Die Topographie der 1.250 Kilometer langen, schmalen Insel wird grossteils von fruchtbaren Ebenen bestimmt, in denen Zuckerrohr, Kaffee und Tabak angepflanzt werden; rund ein Viertel der Fläche ist von Bergketten bedeckt, die mit dem Pico Turquino (1.974 Meter) in der Sierra Maestra im äussersten Südosten die höchste Erhebung aufweisen.
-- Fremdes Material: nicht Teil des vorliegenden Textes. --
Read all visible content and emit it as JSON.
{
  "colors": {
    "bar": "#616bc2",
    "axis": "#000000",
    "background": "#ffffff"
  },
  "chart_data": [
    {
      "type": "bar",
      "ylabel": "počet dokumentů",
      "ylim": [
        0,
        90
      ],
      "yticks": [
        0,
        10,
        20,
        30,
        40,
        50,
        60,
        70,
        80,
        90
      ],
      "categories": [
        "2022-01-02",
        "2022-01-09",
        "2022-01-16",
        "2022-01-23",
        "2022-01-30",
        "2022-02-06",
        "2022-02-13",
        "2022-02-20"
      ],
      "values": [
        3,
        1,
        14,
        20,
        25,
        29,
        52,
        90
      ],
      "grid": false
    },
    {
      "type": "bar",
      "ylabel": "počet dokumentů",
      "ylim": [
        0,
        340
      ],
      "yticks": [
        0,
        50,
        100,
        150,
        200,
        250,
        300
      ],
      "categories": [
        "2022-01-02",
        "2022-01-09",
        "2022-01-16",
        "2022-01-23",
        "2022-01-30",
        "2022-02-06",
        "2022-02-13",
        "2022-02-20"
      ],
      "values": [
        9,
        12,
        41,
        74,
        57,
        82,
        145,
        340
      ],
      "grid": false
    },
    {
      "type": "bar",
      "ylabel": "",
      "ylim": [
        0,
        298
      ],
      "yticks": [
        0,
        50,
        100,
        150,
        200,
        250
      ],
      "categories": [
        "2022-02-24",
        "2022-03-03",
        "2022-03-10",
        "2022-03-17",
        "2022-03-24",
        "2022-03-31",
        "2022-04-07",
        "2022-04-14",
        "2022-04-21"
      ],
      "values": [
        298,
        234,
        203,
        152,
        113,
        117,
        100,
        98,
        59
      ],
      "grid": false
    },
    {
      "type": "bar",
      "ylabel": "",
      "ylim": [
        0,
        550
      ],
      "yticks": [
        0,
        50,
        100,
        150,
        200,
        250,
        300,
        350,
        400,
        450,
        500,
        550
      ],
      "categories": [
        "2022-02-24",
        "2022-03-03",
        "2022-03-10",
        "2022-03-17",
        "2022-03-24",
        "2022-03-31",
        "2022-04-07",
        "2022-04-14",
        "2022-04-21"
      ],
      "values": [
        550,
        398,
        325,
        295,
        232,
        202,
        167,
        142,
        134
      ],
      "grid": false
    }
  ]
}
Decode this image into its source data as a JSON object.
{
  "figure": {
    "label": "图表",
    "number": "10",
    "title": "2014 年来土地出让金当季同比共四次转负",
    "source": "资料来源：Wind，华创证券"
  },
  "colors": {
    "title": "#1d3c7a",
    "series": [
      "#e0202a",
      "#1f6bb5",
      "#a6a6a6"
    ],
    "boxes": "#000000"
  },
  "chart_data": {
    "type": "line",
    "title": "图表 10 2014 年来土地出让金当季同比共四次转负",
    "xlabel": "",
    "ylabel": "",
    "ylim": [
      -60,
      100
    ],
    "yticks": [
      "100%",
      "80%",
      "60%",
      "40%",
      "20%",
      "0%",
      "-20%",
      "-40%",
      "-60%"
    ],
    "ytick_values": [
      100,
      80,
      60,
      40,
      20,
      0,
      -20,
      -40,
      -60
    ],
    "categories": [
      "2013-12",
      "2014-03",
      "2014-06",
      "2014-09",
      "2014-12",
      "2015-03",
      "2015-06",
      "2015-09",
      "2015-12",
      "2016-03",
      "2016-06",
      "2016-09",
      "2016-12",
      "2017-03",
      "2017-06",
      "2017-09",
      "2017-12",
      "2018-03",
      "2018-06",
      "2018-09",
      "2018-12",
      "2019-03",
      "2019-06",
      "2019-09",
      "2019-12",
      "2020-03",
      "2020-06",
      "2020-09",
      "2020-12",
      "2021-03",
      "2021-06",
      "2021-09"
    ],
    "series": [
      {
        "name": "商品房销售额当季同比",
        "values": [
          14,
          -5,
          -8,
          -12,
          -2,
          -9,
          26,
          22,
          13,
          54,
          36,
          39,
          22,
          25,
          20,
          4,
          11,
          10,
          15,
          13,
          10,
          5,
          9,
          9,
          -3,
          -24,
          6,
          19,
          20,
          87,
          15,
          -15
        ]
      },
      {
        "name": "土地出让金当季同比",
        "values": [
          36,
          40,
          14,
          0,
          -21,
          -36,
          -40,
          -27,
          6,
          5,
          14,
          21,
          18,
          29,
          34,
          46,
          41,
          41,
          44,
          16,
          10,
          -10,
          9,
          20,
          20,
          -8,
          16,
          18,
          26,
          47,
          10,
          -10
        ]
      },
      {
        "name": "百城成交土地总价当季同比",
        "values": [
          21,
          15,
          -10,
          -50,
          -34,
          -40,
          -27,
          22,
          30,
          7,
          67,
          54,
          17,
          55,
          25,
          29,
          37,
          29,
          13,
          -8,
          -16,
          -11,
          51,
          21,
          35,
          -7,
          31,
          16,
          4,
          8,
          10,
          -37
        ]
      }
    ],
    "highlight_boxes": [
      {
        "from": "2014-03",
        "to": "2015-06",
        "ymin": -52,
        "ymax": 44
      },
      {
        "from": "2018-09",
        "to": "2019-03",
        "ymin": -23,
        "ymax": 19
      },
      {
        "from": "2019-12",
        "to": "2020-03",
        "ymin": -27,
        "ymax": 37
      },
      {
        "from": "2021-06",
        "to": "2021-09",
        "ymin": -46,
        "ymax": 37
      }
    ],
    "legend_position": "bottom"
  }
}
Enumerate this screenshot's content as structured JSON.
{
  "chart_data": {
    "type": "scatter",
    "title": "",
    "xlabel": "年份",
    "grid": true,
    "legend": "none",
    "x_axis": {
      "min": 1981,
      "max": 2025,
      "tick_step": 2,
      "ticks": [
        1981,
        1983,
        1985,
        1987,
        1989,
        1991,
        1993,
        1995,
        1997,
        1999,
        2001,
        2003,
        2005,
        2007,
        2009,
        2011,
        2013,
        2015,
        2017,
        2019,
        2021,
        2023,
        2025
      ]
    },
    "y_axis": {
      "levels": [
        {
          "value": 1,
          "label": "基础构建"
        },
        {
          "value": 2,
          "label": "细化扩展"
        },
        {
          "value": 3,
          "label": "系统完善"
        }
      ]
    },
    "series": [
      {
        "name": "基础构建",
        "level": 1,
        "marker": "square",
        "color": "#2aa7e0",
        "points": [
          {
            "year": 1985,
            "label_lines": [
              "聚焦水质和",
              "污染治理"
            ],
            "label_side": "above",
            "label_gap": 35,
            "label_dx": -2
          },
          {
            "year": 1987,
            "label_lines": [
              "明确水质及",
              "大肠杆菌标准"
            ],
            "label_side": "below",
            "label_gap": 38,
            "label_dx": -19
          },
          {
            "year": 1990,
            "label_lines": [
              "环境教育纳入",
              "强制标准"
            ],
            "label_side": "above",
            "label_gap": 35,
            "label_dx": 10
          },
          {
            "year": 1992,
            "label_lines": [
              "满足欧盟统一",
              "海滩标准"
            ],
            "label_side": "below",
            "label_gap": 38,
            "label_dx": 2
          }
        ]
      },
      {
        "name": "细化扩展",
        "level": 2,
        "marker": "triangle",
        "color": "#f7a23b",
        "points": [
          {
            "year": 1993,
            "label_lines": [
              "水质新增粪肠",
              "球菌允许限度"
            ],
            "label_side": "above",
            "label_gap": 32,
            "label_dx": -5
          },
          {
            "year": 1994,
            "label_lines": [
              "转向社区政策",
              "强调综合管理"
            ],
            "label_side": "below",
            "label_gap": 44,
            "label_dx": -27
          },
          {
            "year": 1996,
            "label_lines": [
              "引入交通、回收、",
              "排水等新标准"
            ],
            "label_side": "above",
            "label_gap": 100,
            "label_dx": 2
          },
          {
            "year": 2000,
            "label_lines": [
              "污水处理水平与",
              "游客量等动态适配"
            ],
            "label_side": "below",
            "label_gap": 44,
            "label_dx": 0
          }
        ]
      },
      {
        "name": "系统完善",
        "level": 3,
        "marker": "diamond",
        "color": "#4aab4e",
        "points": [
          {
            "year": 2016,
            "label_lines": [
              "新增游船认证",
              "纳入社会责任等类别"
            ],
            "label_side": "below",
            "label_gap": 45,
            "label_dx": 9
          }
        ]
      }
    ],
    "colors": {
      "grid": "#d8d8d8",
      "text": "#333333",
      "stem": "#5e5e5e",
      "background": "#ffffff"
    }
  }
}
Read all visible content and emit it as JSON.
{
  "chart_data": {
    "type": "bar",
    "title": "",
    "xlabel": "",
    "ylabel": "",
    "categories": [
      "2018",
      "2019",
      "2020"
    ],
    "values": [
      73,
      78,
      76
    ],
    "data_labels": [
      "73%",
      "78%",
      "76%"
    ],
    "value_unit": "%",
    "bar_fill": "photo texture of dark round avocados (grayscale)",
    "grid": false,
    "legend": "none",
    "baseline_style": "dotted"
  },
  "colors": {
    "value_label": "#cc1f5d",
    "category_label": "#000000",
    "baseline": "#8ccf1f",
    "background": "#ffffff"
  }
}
Gesäumt wird die Insel von dramatischen Steilküsten und kilometerlangen flachen Stränden, die stellenweise von dichten Mangrovenwäldern bewachsen sind.

 

Beitrag an die Umwelt – Jardines de la Reina


Die marine Ökosysteme, Strände, Mangrovenwälder, Seegraswiesen und Korallenriffe sind in Kuba, im Vergleich zu den Nachbarinseln, gut erhalten. Aber das rasche Heranwachsen von "Sonne & Sand" Tourismus, den Erdgas- und Erdölbohrungen, der kommerziellen und illegalen Fischerei, sowie die Auswirkungen der globalen Klimaveränderung, stellen der Natur eine drohende Gefahr.
Zusammen mit unserem Partner in Kuba sind wir bemüht, die einzigartige, fast unberührten Ökosysteme zu erhalten. Und so leisten wir gerne 1 % unseres Ertrags an seriöse Umweltorganisationen (wie THE PLANET, WWF und E.D), die den Naturschutz an Kuba's Küstengebieten (besonders das Archipelago Jardin de la Reina) unterstützen.